Bitcoin DeFi, Intents and Cross Chain Liquidity
Hoskinson described a future Bitcoin DeFi flow through Cardano and Midnight. He said he plans to use his own Bitcoin in a DeFi process involving movement toward Cardano, stablecoin liquidity, real world asset yield and the return of value back toward the Bitcoin network.
For the user, that model would appear as a simple yield function. In the background, bridge, lending, stablecoin and cross chain steps would take place. Hoskinson said stablecoins such as $USDC could have an operational role in those flows, while the user would see the result without manually managing each technical step.
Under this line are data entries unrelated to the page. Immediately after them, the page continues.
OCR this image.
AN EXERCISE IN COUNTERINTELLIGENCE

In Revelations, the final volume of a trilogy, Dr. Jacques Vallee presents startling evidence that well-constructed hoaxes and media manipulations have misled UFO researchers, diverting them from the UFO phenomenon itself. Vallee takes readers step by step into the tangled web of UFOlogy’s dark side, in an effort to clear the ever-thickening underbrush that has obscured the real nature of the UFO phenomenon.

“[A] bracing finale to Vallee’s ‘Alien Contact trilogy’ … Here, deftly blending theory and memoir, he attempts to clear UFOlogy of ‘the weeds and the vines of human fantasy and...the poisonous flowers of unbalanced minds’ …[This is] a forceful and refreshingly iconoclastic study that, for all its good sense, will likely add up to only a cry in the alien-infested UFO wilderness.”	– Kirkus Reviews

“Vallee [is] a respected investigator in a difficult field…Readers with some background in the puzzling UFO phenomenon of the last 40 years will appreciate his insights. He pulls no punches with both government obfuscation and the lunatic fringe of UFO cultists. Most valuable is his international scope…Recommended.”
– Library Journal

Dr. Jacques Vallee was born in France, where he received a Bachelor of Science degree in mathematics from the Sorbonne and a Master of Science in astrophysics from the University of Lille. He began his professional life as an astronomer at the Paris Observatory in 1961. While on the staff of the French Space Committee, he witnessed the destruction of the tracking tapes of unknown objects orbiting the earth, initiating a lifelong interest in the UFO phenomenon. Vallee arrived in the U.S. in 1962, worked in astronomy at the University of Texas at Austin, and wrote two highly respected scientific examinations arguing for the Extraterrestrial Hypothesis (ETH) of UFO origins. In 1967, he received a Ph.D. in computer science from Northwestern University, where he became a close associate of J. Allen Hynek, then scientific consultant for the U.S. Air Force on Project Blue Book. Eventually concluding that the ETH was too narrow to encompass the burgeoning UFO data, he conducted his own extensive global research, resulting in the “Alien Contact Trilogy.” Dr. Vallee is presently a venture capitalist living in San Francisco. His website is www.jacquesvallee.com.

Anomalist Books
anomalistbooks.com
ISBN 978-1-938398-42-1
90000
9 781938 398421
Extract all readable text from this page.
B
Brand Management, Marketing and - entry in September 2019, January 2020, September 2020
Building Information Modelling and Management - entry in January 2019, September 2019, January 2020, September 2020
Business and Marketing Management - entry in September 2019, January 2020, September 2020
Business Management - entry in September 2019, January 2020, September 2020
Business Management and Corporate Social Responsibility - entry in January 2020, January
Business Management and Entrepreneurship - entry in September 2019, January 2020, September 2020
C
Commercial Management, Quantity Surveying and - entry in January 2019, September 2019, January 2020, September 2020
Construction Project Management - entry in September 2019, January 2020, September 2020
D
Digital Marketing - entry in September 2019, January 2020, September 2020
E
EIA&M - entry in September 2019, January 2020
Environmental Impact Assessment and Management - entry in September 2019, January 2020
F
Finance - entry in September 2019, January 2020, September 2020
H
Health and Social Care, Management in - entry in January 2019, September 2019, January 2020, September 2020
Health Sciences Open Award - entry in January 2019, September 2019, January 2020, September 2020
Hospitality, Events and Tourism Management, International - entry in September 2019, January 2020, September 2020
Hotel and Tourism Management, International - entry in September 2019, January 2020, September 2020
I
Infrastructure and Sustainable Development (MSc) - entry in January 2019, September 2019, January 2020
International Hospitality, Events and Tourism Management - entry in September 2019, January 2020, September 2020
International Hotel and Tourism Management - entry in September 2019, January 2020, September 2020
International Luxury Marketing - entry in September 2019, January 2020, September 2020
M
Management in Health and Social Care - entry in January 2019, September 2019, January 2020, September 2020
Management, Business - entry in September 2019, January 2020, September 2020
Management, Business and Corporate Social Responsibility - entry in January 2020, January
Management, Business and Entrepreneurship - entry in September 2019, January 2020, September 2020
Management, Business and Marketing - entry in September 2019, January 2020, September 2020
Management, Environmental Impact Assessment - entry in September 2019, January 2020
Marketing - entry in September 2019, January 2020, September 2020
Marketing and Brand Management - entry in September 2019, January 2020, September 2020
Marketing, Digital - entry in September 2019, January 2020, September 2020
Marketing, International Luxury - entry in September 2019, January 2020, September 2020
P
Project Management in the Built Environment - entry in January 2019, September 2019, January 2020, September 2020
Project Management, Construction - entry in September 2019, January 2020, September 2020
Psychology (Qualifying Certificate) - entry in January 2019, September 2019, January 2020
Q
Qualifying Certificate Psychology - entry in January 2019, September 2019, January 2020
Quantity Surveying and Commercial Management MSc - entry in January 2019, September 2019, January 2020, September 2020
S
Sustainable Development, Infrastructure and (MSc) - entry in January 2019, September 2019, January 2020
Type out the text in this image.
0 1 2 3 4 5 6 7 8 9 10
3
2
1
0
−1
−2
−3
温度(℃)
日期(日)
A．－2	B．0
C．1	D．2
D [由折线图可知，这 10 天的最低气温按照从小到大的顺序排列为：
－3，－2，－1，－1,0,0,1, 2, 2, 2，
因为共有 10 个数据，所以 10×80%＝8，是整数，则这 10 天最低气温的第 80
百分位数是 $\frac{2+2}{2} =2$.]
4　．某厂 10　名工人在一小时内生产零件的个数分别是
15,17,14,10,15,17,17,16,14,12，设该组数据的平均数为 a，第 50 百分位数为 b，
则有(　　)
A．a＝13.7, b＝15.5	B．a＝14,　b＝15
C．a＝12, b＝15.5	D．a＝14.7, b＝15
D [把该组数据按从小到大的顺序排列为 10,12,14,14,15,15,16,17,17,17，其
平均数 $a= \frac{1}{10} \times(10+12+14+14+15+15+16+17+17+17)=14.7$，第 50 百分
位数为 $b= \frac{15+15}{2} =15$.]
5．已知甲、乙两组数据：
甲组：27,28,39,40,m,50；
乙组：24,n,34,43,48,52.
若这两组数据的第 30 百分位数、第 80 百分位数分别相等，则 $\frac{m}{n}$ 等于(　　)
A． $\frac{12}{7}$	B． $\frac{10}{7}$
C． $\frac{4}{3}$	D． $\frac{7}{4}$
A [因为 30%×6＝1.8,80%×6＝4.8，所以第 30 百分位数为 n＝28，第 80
Hoskinson connected that example with the intents model. If agents select where a transaction executes based on price, safety, availability and user rules, liquidity can move toward the most efficient routes. The user does not need to see every protocol and network through which the transaction passes.
That creates different requirements for blockchain infrastructure. Machine speed transactions, agent wallets and automated execution require verifiability, privacy, security rules and coordination across multiple systems. Hoskinson tied those requirements to the need for agents to operate inside frameworks governed by rules and proofs, rather than open ended trust.
In this framework, Cardano and Midnight are positioned around cross chain execution that can remain mostly invisible to the user. The interview presented AI agents, intents and privacy infrastructure as a possible shift in how crypto transactions are initiated, routed and settled. The central question is no longer only which network users choose directly, but which infrastructure agents use when value moves across chains.